In the view of the Anthropocene Working Group and today’s Earth System scientists more generally, the advent of the Anthropocene epoch is the product of a Great Acceleration of economically driven change in the mid–twentieth century, associated with what is sometimes called by economists the “golden age” of capitalist growth after the Second World War. This led to the crossing of numerous planetary boundaries, generating various “anthropogenic rifts.

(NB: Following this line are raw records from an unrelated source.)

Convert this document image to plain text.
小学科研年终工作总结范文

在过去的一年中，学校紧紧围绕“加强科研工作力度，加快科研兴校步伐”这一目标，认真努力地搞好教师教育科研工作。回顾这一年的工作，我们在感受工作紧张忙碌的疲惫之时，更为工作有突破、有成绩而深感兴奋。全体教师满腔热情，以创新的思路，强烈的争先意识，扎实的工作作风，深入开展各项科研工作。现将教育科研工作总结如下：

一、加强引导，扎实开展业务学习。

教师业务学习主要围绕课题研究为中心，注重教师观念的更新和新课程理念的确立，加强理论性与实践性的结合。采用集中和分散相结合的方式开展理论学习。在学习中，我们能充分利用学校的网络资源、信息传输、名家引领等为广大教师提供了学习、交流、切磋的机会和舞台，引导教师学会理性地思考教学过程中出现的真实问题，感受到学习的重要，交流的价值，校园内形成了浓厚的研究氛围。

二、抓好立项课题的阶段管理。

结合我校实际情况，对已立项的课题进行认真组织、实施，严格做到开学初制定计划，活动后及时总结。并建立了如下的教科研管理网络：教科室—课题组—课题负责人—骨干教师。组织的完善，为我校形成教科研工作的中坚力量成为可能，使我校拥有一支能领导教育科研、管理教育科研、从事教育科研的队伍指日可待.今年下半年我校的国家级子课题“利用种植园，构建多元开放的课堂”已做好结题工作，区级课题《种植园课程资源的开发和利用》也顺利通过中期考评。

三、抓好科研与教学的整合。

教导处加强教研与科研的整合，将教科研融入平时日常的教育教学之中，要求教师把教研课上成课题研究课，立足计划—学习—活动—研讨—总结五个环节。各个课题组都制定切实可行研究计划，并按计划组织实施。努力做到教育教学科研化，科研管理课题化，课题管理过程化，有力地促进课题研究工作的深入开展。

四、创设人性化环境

Today there can be no doubt about the main force behind this planetary emergency—the exponential growth of the capitalist world economy, particularly in the decades since the mid–twentieth century. Capital itself can be described as a social relation of self-expanding economic (commodity) value. Capitalism, or the system of capital accumulation based in class exploitation and conforming to laws of motion enforced by market competition, recognises no limits to its own self-expansion. There is no amount of profit, no amount of wealth, and no amount of consumption that is “enough” or “too much.” In this system, the planetary environment is not viewed as a place with inherent boundaries within which human beings must live, together with Earth’s other species, but rather as a realm to be exploited in a process of growing economic expansion in the interest of unlimited acquisitive gain, most of which ends up in the hands of a very few. Businesses, according to the inner logic of capital, must either grow or die—as must the system itself.

Capitalism thus promotes a “madness of economic reason” that can be seen as undermining the healthy human metabolic relation to the environment. The mere critique of capitalism as an abstract economic system, however, is insufficient in addressing today’s environmental problems. Rather, it is necessary also to examine the structure of accumulation on a world scale, coupled with the division of the world into competing nation-states. Our planetary problems cannot realistically be addressed without tackling the imperialist world system, or globalised capitalism, organised on the basis of classes and nation-states, and divided into center and periphery. Today, this necessarily raises the question of imperialism in the Anthropocene.